Categories of Nonverbal Communication

There are 9 general categories of nonverbal communication. These are the following:

1. Kinesics

Kinesics refers to body motions and position. Kinesics affects how others perceive us and reflects how we perceive ourselves, how we perceive other people, or how we feel at the moment. For instance, a person who slouches appears to lack self-confidence. When students do not know the answer to the teacher’s question, they tend to avoid eye contact or bury themselves in their chairs. On the other hand, those who wish to say something, attempt to catch the teacher’s attention by raising their hands or by looking attentive. Kinesics also includes facial expressions. Raising an eyebrow may mean contempt, disbelief, or confusion. The direction of one’s gaze may determine whether someone is fabricating an answer or recalling information. We should however be careful in interpreting symbols, especially since these differ across cultures. It is worth repeating how context is an important factor in interpreting the meaning of nonverbal symbols. For instance, a trembling child may either be afraid of something or just feeling cold.

2. Haptics

Haptics involves the sense of touch to convey emotions. This includes hugging, kissing, holding or shaking hands, patting, and so on.

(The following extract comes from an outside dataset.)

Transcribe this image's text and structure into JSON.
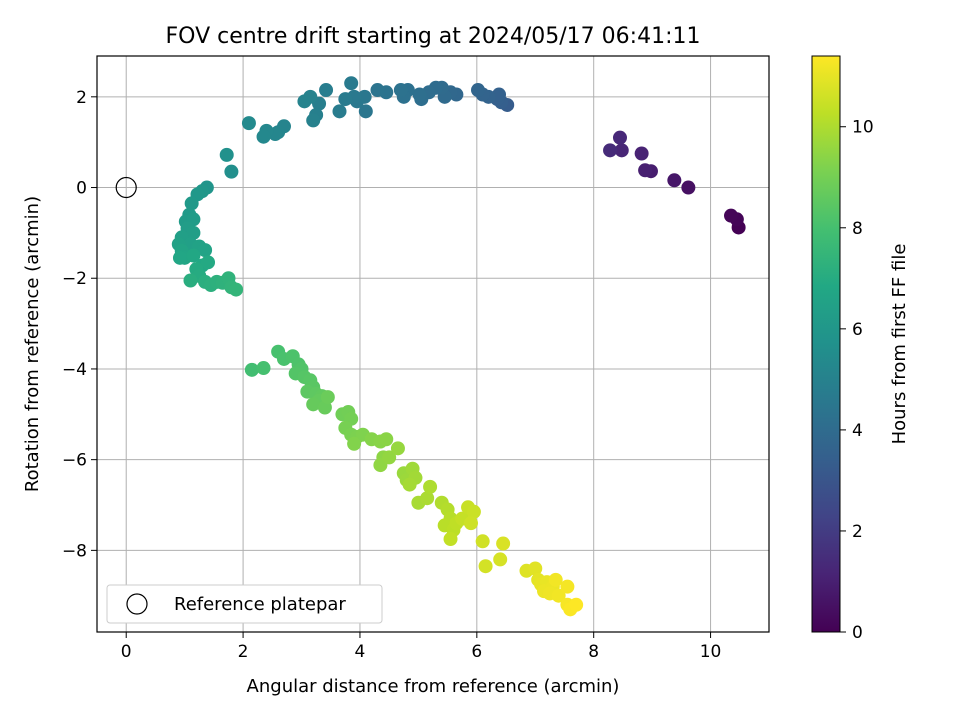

Research shows that touch plays an important role in the well-being of a child. In some cultures, skin contact between men and women is considered offensive and reflects the power status depending on one’s gender.

3. Physical appearance

Physical appearance influences how people perceive us and vice versa. We judge or evaluate others according to their physical characteristics such as skin color, height, weight, facial features, and attractiveness among others. Some people determine trustworthiness, introversion or extroversion, maturity, friendliness, by just looking at one’s face; and though these generalizations are often incorrect, these perceptions often influence an individual’s success in important aspects of our life, including job search or dating. Since people tend to view people who are physically attractive as having positive traits, they fare better in terms of getting accepted in job interviews, getting favorable responses, and receiving higher grades in school. Cultures and generations differ in terms of what they find attractive. There appears to be much importance given on being thin or staying fit nowadays.

4. Artifacts

Artifacts are material things we wear or attach to our bodies to express our identities. These include earrings, makeup, tattoos, etc. Clothes affect people’s impressions of us. Uniforms of teachers, doctors, or policemen, for instance, tend to display professionalism and draw respect from people. Colors also communicate something about what image we are trying to portray.

5. Proxemics

Proxemics refers to the use of space or distance. Different cultures dictate what distance is acceptable in terms of distance in conversations and this often reflects the interlocutors’ relationship with each other. Gronbeck and colleagues (1994) classified distance into four categories: public distance ranging from 12 feet and above; social distance, ranging from 4 to 12 feet; personal distance, ranging from 11/2 to 4 feet, and intimate distance, ranging up to 11/2 feet. Invading one’s private space causes discomfort and may imply a challenge on one’s power. Physical space also determines power status and the culture of interaction among groups.

6. Environmental factors

Environmental factors refer to the elements of a surrounding or setting. Colors, lighting, arrangement of furniture, design, among many others, affect our actions. Seats arranged in a circle provides a more relaxed atmosphere and encourages interaction as compared to chairs lined up in rows. Upbeat music in malls creates a happy atmosphere while relaxing music is often played in upscale restaurants. Fast food joints on the other hand make use of stiff chairs to keep people from being comfortable and staying too long so as to provide space for other customers.

7. Chronemics

Chronemics is the use of time to reflect personal and cultural identities. In some cultures where time is valued highly, being late in a meeting is considered disrespect for another person’s time. In the Philippines, our concept of time is not as rigid as other countries’ and reflects how we view time. Time is also associated with power status in some contexts, such as in the classroom or office settings, in which teachers and bosses are allowed to be late while students and employees aren’t. Meeting with most professionals and important people are by appointment and usually requires waiting. We tend to spend time on more important things, with important people, or those who make us happy. On the other hand, we refuse to waste time on inconsequential matters.

8. Paralanguage

Paralanguage involves the vocal elements of communication such as pitch, vocal quality, volume, intonation, accent, pronunciation, rhythm, pace, and sounds produced by clearing the throat, murmuring, or sighing. Voice may be modulated to influence how others would perceive us, express our emotions, and imply the importance or weight of our message.

9. Silence

Silence is also a nonverbal symbol associated with different meanings, including anger, awkwardness, or contentment. Your parents or partner giving you the silent treatment may communicate the fact that you must have done something wrong to displease them.